The University of Mississippi Medical Center is poised to deliver EHR data to in-house patients, starting in the next two weeks, to help determine whether they are at risk for a heart attack in the immediate future.
That’s just one of the big data initiatives UMMC is undertaking, which also include using geomapping and what chief health information officer John Showalter, MD described as “fully automated deep machine learning within our EHR,” that the hospital system will go-live with in early December. […]
As recently as 2011 only about 10 percent of healthcare organizations were using analytics tools, according to Shelley Pryce, HIMSS director of payer and life sciences, adding that estimates suggest by 2016 that statistic will climb to 50 percent.
Diana Manos reports on the funding of “digital health” (without defining precisely what that encompasses):
Funding for digital health is expected to be almost double what it was in 2013, according to a new study from StartUp Health. And that growth shows no signs of slowing down anytime soon.
The study found 347 companies raised $5 billion through the third quarter of 2014. In all of 2013, 2.8 billion was raised for digital health.
Nilay Shah and Jyotishman Pathak are worth reading in full. Pay careful attention to how language and ambition subtly morph from prediction to customized intervention, which requires causal inference. But notice also how this is not made explicit. (This is not unique to this piece. It is very common.) I’ve bolded some passages where the prediction-causal inference transitions are made.
The National Institutes of Health recently launched a Big Data to Knowledge Initiative (BD2K) to enable the biomedical research community to better access, manage, and utilize big data. Some early work is also being pursued through large collaborations such as the National Patient-Centered Research Network (PCORnet) and the consortium Optum Labs, a research collaborative that has brought together academic institutions, health care systems, provider organizations, life sciences companies, and membership and advocacy organizations. […]

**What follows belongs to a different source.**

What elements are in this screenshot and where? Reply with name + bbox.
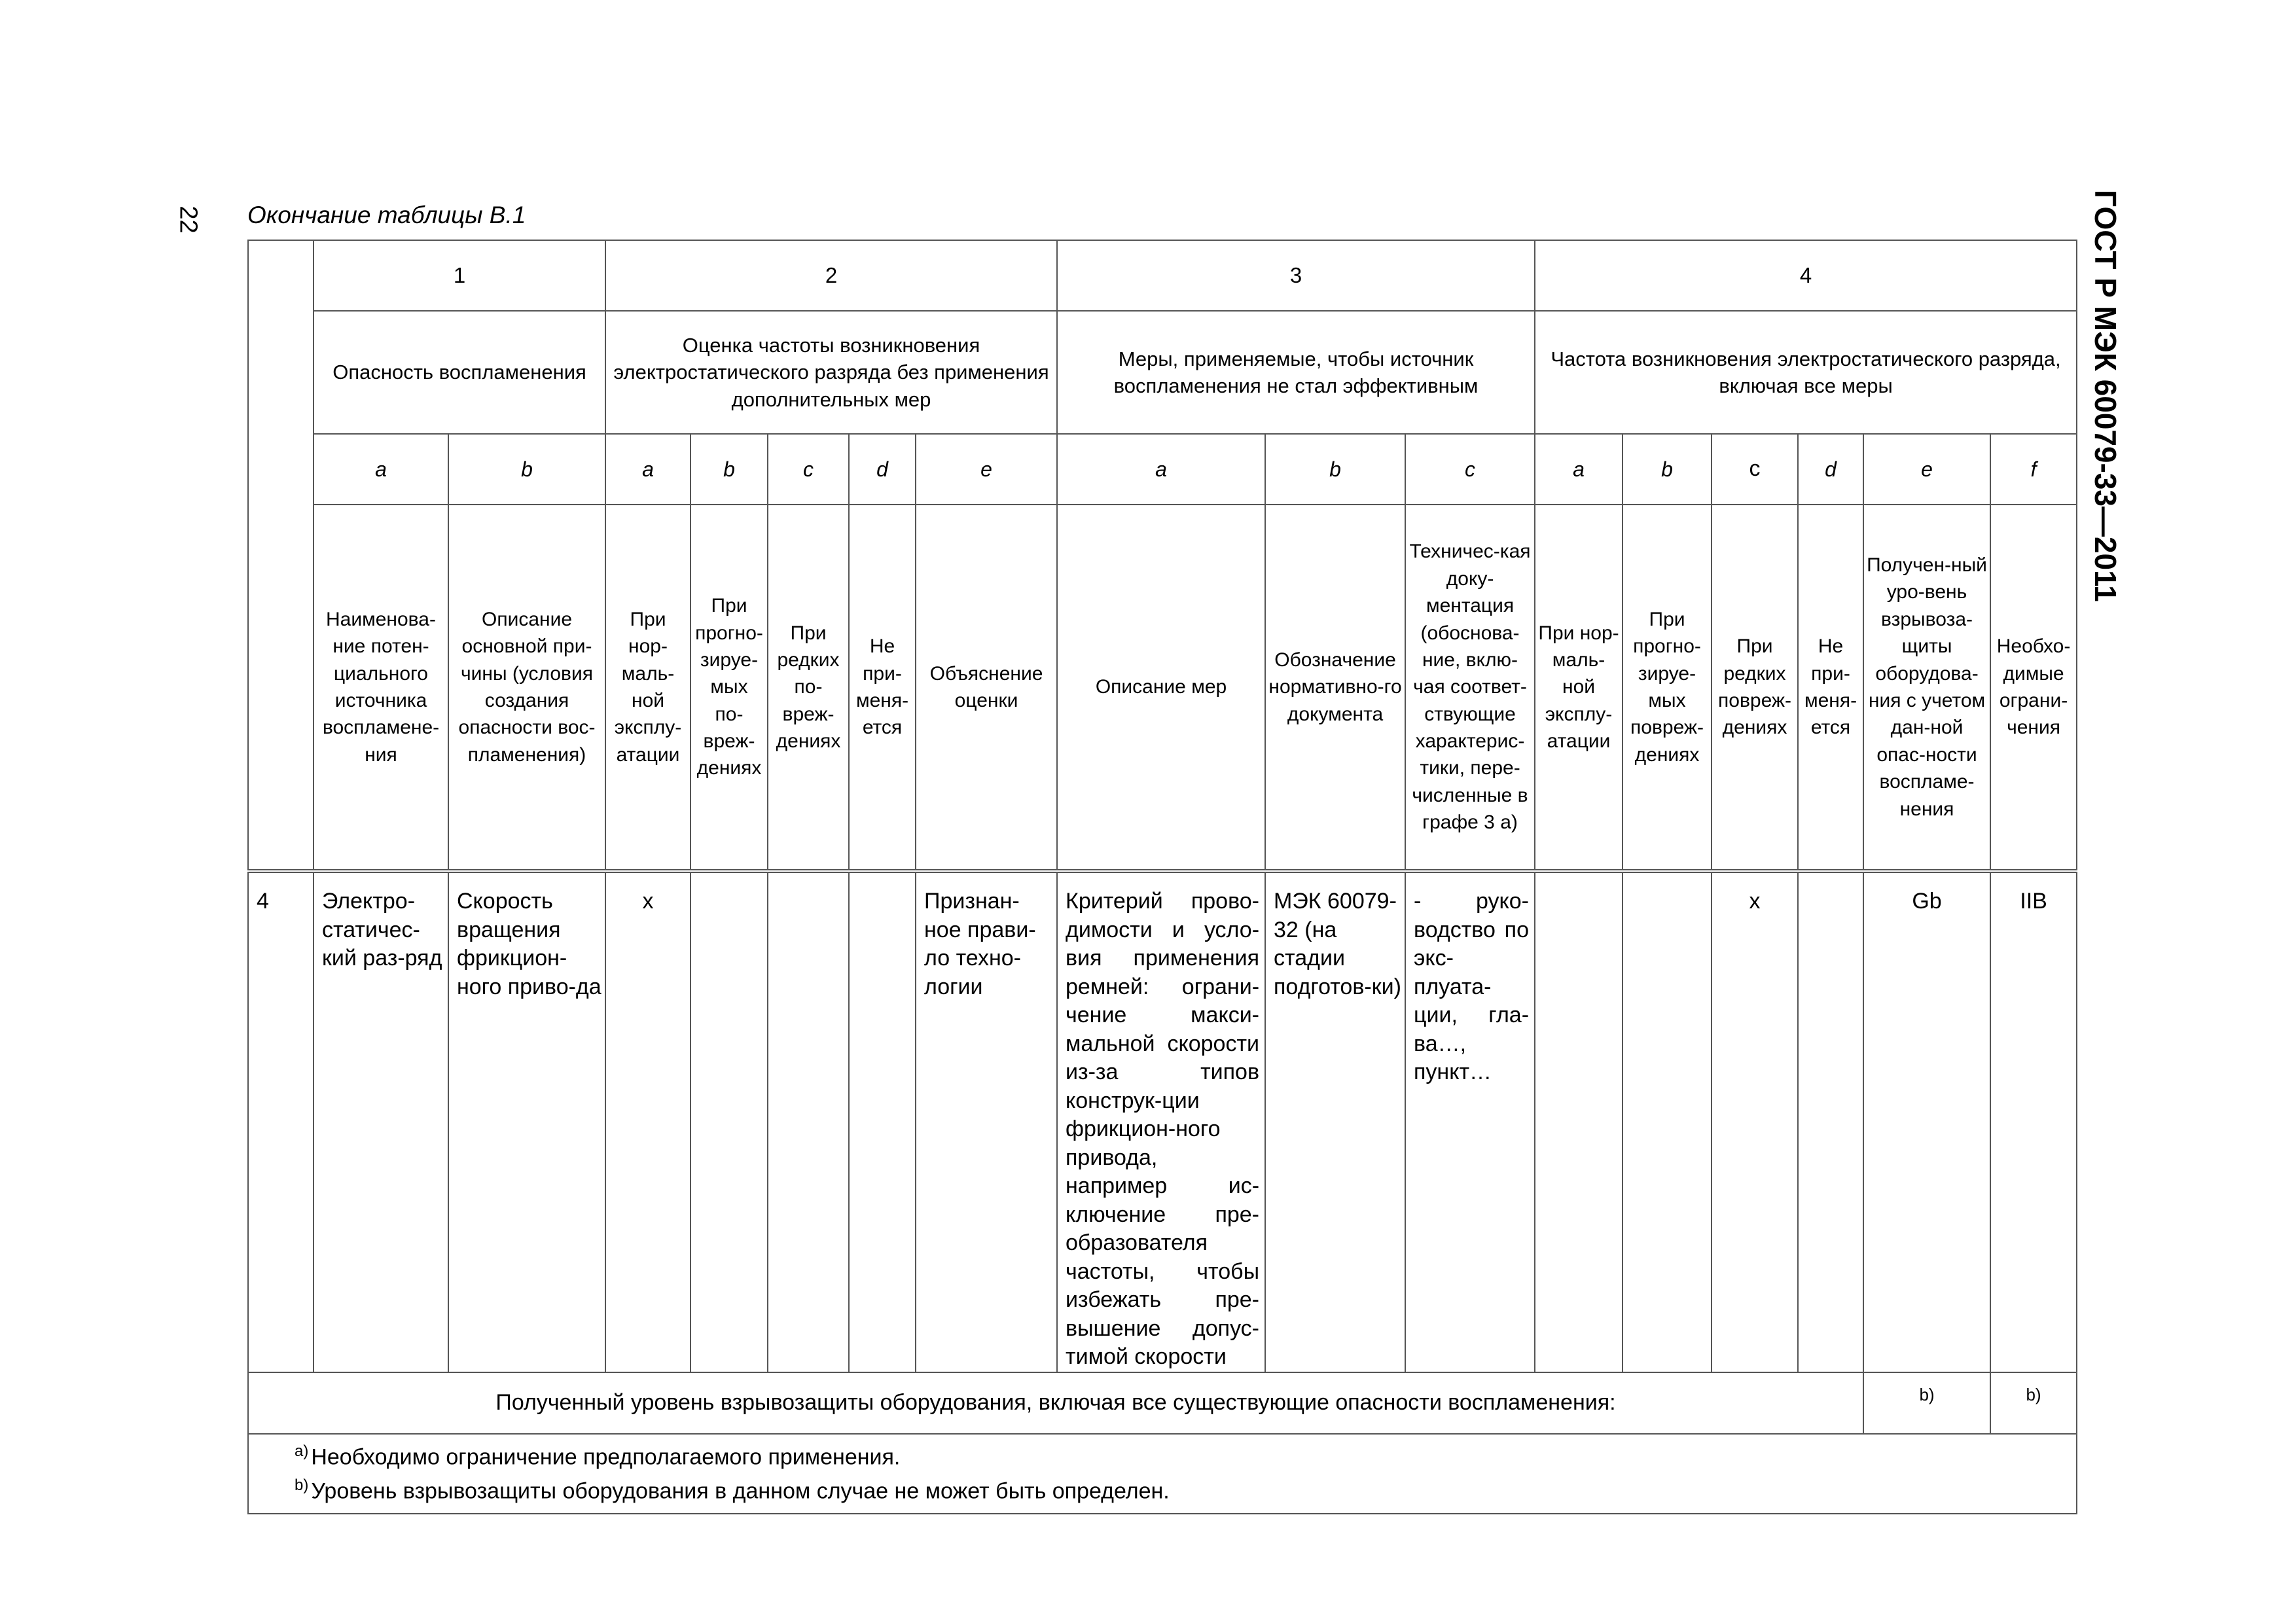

One of the earliest uses of big data to generate new insights has been around predictive analytics. In addition to the typical administrative and clinical data, integrating additional data about the patient and his or her environment might provide better predictions and help target interventions to the right patients. These predictions may help identify areas to improve both quality and efficiency in health care in areas such as readmissions, adverse events, treatment optimization, and early identification of worsening health states or highest-need populations. […]
For example, hospitals are starting to use graph analytics to evaluate the relationship across many complex variables such as laboratory results, nursing notes, patient family history, diagnoses, medications, and patient surveys to identify patients who may be at risk of an adverse outcome. Better knowledge and efficient assessment of disparate facts about patients at risk could mean the difference between timely intervention and a missed window for treatment. […]
The insights from big data have the potential to touch multiple aspects of health care: evidence of safety and effectiveness of different treatments, comparative outcomes achieved with different delivery models, and predictive models for diagnosing, treating, and delivering care. […]
Relying on the evidence from randomized controlled trials has been a gold standard for making practice-changing decisions. While in many cases such trials may be necessary and justified, it will be critical to identify where the evidence generated by big data is adequate enough to change practice. In other cases, big data may generate new paradigms for increasing the efficiency of randomized clinical trials.
For example, as new knowledge is gained about the comparative benefits of second-line agents for treatment of diabetes, policy makers and expert groups may consider using this information to develop guidelines or recommendations or to guide future randomized trials. […]
By analyzing the data on their treatment outcomes, we may be able to learn something that will help us create better protocols for caring for them. The hope is to gain insights about what works and for whom.
The piece also comments on machine learning and natural language processing.
Jackie Crosby reports on big data efforts by Mayo Clinic and partners:
For decades, doctors, pharmacies and insurance companies have routinely collected vast troves of information about the care and well-being of millions of Americans for their own use. Now, aided by technology and driven by unrelenting pressure to reduce costs, the industry is scrambling to connect all of this disparate data in hopes of finding the best ways to treat the sick. […]
Although the Rochester-based health system is investing in a number of promising big data projects, an unfolding partnership with insurance giant UnitedHealth Group is its most ambitious. […]
Researchers who query [the] database [they and others contributed to] can access millions of patients across the decades, and compare whether one treatment worked better than another and how much was spent. […]
For the first time, it is possible to connect tens of millions of data sets from almost every facet of the health system — office visits, surgeries, lab tests, images, medical devices, prescriptions and more — and judge whether people got better or worse depending on what kind of care they got.
“This is a key point in history, where data that’s already being collected is really going to become the dominant driver in what happens in health care,” said Philip Bourne, who is leading the federal government’s push into big data for the National Institutes of Health. […]
“Out of more than 100 million patients, somebody’s got to be just like your patient — or close enough,” [said Dr. Rozalina McCoy, a Mayo Clinic endocrinologist]. […]
“Clinical trials are important,” McCoy said. “But ultimately with scarce resources, what if we can answer the question in a year by running models? It’s not a replacement for clinical trials, but it’s food for thought about research funding.”